Here’s a reusable function that combines multiple comparison strategies:

def comprehensive_compare(df1, df2, key_columns=None, tolerance=None):
    """
    Compare two DataFrames and return detailed difference report.
    
    Parameters:
    -----------
    df1, df2 : DataFrame
        DataFrames to compare
    key_columns : list, optional
        Columns to use as merge keys. If None, uses index.
    tolerance : float, optional
        Numerical tolerance for float comparisons
    """
    results = {}
    
    # Schema comparison
    results['columns_only_in_df1'] = list(set(df1.columns) - set(df2.columns))
    results['columns_only_in_df2'] = list(set(df2.columns) - set(df1.columns))
    results['common_columns'] = list(set(df1.columns) & set(df2.columns))
    
    if key_columns:
        # Merge-based comparison
        merged = df1.merge(
            df2,
            on=key_columns,
            how='outer',
            suffixes=('_df1', '_df2'),
            indicator=True
        )
        
        results['rows_only_in_df1'] = len(merged[merged['_merge'] == 'left_only'])
        results['rows_only_in_df2'] = len(merged[merged['_merge'] == 'right_only'])
        results['rows_in_both'] = len(merged[merged['_merge'] == 'both'])
        
        # Value differences for common rows
        value_diffs = []
        for col in results['common_columns']:
            if col not in key_columns:
                col_df1 = f"{col}_df1"
                col_df2 = f"{col}_df2"
                
                if col_df1 in merged.columns and col_df2 in merged.columns:
                    if tolerance and pd.api.types.is_numeric_dtype(merged[col_df1]):
                        diff_mask = ~np.isclose(
                            merged[col_df1], 
                            merged[col_df2], 
                            rtol=tolerance,
                            equal_nan=True
                        )
                    else:
                        diff_mask = merged[col_df1] != merged[col_df2]
                    
                    num_diffs = diff_mask.sum()
                    if num_diffs > 0:
                        value_diffs.append({
                            'column': col,
                            'num_differences': num_diffs
                        })
        
        results['value_differences'] = value_diffs
        results['detailed_merge'] = merged
        
    else:
        # Index-based comparison using compare()
        if df1.shape == df2.shape and df1.index.equals(df2.index):
            try:
                comparison = df1.compare(df2)
                results['cell_differences'] = len(comparison)
                results['detailed_comparison'] = comparison
            except Exception as e:
                results['error'] = str(e)
        else:
            results['error'] = "Shape or index mismatch"
    
    return results

# Example usage
df_old = pd.DataFrame({
    'id': [1, 2, 3],
    'name': ['Alice', 'Bob', 'Charlie'],
    'score': [85.5, 92.0, 78.3]
})

df_new = pd.DataFrame({
    'id': [1, 2, 4],
    'name': ['Alice', 'Bob', 'David'],
    'score': [85.5, 93.5, 88.0]
})

report = comprehensive_compare(df_old, df_new, key_columns=['id'], tolerance=0.01)

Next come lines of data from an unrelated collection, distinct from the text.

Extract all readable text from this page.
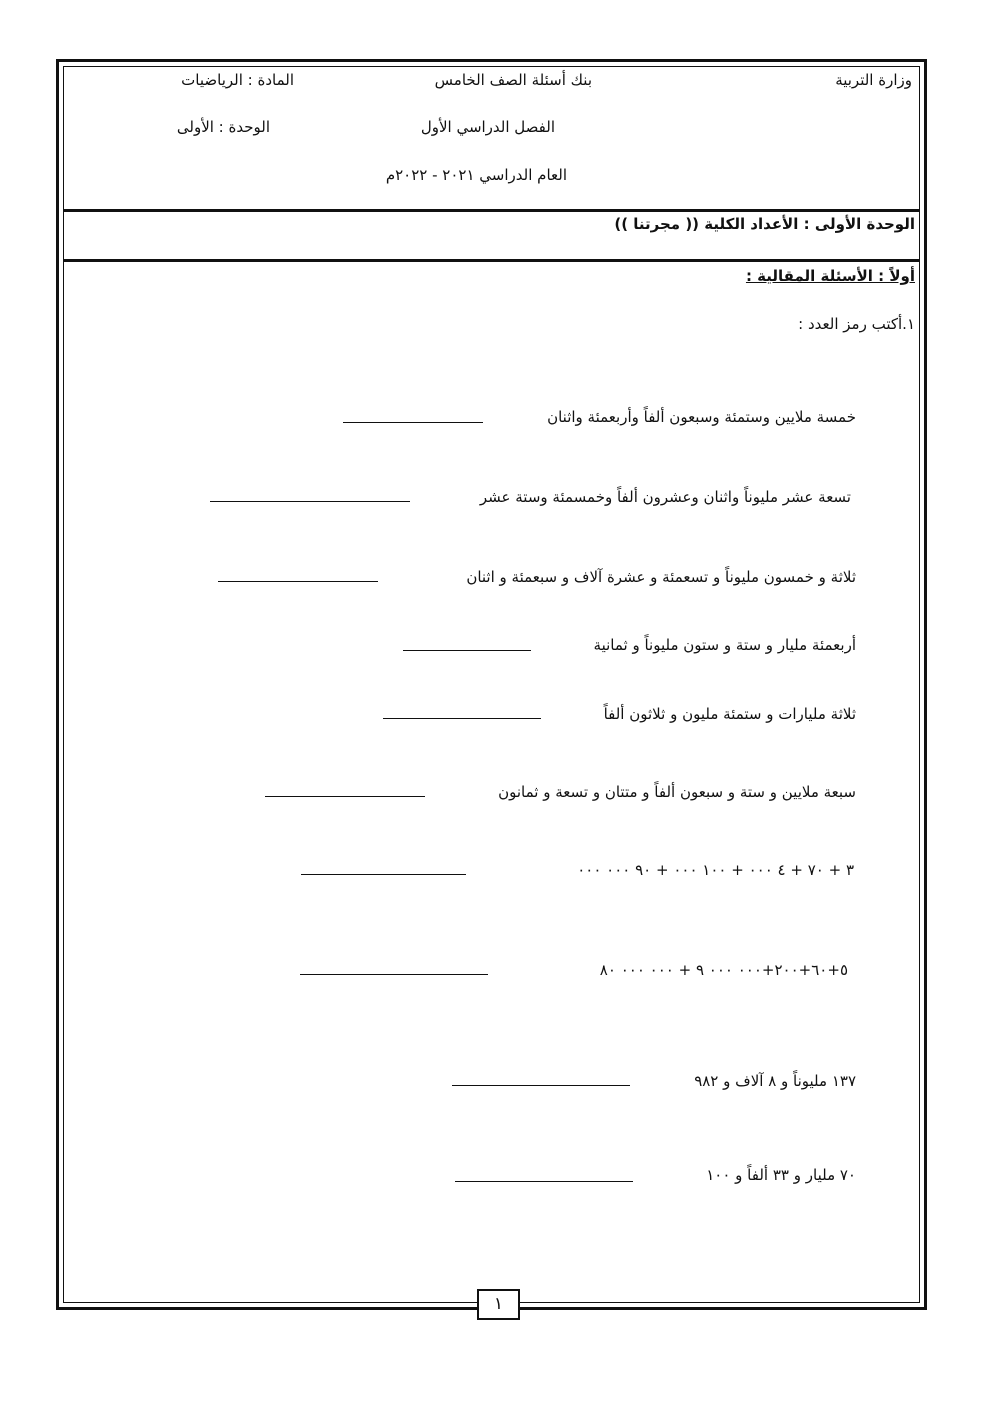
وزارة التربية
بنك أسئلة الصف الخامس
المادة : الرياضيات
الفصل الدراسي الأول
الوحدة : الأولى
العام الدراسي ٢٠٢١ - ٢٠٢٢م
الوحدة الأولى : الأعداد الكلية (( مجرتنا ))
أولاً : الأسئلة المقالية :
١.أكتب رمز العدد :
خمسة ملايين وستمئة وسبعون ألفاً وأربعمئة واثنان
تسعة عشر مليوناً واثنان وعشرون ألفاً وخمسمئة وستة عشر
ثلاثة و خمسون مليوناً و تسعمئة و عشرة آلاف و سبعمئة و اثنان
أربعمئة مليار و ستة و ستون مليوناً و ثمانية
ثلاثة مليارات و ستمئة مليون و ثلاثون ألفاً
سبعة ملايين و ستة و سبعون ألفاً و متتان و تسعة و ثمانون
٣ + ٧٠ + ٤ ٠٠٠ + ١٠٠ ٠٠٠ + ٩٠ ٠٠٠ ٠٠٠
٥+٦٠+٢٠٠+٠٠٠ ٠٠٠ ٩ + ٠٠٠ ٠٠٠ ٨٠
١٣٧ مليوناً و ٨ آلاف و ٩٨٢
٧٠ مليار و ٣٣ ألفاً و ١٠٠
١
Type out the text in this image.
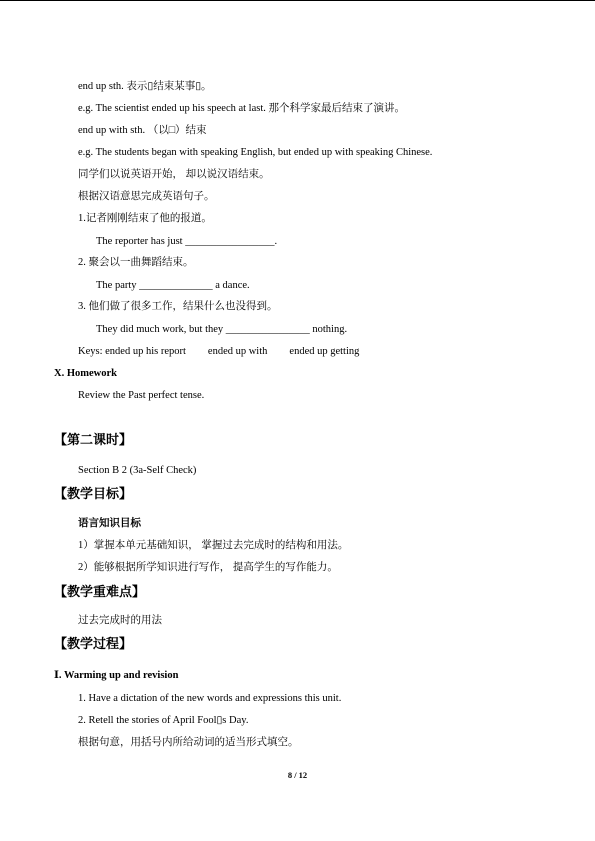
end up sth. 表示▯结束某事▯。
e.g. The scientist ended up his speech at last. 那个科学家最后结束了演讲。
end up with sth. （以□）结束
e.g. The students began with speaking English, but ended up with speaking Chinese.
同学们以说英语开始， 却以说汉语结束。
根据汉语意思完成英语句子。
1.记者刚刚结束了他的报道。
The reporter has just _________________.
2. 聚会以一曲舞蹈结束。
The party ______________ a dance.
3. 他们做了很多工作，结果什么也没得到。
They did much work, but they ________________ nothing.
Keys: ended up his report ended up with ended up getting
X. Homework
Review the Past perfect tense.
【第二课时】
Section B 2 (3a-Self Check)
【教学目标】
语言知识目标
1）掌握本单元基础知识， 掌握过去完成时的结构和用法。
2）能够根据所学知识进行写作， 提高学生的写作能力。
【教学重难点】
过去完成时的用法
【教学过程】
Ⅰ. Warming up and revision
1. Have a dictation of the new words and expressions this unit.
2. Retell the stories of April Fool▯s Day.
根据句意，用括号内所给动词的适当形式填空。
8 / 12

print(f"Rows only in old: {report['rows_only_in_df1']}")
print(f"Rows only in new: {report['rows_only_in_df2']}")
print(f"Value differences: {report['value_differences']}")

Performance Considerations for Large DataFrames

When comparing large DataFrames, optimize memory usage:

# For very large DataFrames, compare in chunks
def chunked_compare(df1, df2, chunksize=10000):
    differences = []
    
    for start in range(0, len(df1), chunksize):
        end = min(start + chunksize, len(df1))
        chunk1 = df1.iloc[start:end]
        chunk2 = df2.iloc[start:end]
        
        chunk_diff = chunk1.compare(chunk2)
        if not chunk_diff.empty:
            differences.append(chunk_diff)
    
    return pd.concat(differences) if differences else pd.DataFrame()

# Use categorical types for memory efficiency
df1['category_col'] = df1['category_col'].astype('category')
df2['category_col'] = df2['category_col'].astype('category')

Choose the comparison method based on your specific needs: equals() for binary checks, compare() for aligned DataFrames, merge() for different row sets, and boolean indexing for custom tolerance logic. Combine these techniques for robust data validation pipelines.